Uma Dose de Clichê

12 ♡ 12 "Sobre palavras não ditas"


Notas iniciais
Boa noite, galera! Tudo bem com vocês? Espero muito que sim! Olha só quem não demorou com a atualização?! Poisé, vamos ver se consigo manter um ritmo bacana de postagens XD Bem, vamos aos agradecimentos! Agradeço a todos que acompanham a história, que favoritam e quem comentaram no cap passado: Babissf, Yaoi, Deby Costa, a Babs e a Sabrina por surtar comigo! Obrigada! Vocês são demais! Espero que gostem do capítulo! Boa leitura.

12 — Sobre palavras não ditas

— Você me acha uma pessoa interessante?

A calmaria do ar, da paisagem, do tecido celeste recoberto por um tapete de estrelas e das luzes que flutuavam ao redor, pairando sobre os dois amigos, tudo isso, soava como um aquecido conforto aos corações de ambos.

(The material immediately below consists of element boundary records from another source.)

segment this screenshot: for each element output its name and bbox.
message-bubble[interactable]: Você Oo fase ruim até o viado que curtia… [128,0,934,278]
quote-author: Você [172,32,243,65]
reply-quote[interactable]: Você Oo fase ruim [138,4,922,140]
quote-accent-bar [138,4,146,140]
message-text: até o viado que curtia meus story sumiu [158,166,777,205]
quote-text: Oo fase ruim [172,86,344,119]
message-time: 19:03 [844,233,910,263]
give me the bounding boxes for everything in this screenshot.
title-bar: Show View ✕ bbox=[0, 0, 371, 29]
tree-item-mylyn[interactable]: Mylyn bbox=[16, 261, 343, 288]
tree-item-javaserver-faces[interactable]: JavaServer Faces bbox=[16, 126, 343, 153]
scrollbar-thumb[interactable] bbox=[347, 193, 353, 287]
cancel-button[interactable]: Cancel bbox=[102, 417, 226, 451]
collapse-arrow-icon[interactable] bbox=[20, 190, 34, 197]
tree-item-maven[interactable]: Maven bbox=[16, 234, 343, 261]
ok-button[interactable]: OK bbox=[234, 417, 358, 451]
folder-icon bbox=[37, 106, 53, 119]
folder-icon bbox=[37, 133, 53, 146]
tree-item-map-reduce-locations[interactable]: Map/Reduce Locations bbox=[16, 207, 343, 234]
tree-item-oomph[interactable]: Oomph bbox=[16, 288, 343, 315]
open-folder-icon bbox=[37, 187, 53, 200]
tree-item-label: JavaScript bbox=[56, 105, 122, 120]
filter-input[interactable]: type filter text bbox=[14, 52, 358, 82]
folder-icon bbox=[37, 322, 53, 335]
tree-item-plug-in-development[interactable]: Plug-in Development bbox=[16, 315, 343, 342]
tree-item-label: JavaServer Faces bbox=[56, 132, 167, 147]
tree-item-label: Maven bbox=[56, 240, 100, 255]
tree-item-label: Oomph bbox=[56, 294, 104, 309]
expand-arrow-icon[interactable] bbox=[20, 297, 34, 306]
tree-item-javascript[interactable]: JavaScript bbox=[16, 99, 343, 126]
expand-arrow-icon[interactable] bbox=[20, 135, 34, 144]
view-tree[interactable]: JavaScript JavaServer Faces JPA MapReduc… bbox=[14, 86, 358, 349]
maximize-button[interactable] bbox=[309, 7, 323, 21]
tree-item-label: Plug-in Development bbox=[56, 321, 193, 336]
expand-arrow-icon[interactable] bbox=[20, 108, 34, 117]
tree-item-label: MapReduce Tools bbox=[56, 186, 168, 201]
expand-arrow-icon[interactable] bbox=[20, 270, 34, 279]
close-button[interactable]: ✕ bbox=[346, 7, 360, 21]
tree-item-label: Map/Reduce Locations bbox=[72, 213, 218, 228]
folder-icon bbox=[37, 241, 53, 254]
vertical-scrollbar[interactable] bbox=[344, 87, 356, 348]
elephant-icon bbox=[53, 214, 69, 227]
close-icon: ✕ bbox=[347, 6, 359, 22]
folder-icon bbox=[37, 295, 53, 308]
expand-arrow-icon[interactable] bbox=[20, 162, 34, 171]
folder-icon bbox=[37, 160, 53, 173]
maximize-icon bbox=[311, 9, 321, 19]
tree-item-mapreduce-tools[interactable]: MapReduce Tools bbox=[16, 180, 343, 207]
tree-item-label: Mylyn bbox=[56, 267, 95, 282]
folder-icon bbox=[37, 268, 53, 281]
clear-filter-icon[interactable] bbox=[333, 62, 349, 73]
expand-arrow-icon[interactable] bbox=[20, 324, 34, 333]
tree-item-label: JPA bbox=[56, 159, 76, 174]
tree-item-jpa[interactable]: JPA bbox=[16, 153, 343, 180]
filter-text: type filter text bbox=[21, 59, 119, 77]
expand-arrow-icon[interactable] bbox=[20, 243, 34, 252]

Sam tinha um sorriso bobo enfeitando o rosto, os olhos cheios de um brilho próprio e tão bonito. Edward o encarou por alguns momentos, pensando que o pontilhado vermelho que decorava as bochechas e nariz do ruivo, se pareciam com estrelas: pequenas constelações. E os olhos tão negros e cintilantes, eram como o céu noturno.

Não era como se pensasse assim de Samuel Mackenzie o tempo todo, mas era… Já fazia algum tempo. No entanto, dispensava pouca atenção a essa parte em especial. Importava-se com ele como se fossem irmãos e isso vinha desde sempre.

E sobre a pergunta tão boba, ele tinha apenas uma resposta: como não achá-lo interessante?

— Em qual sentido?

Sam esticou o braço e moveu os dedos no ar, como se pudesse tocar o trêmulo dourado que navegava pelo azul escuro.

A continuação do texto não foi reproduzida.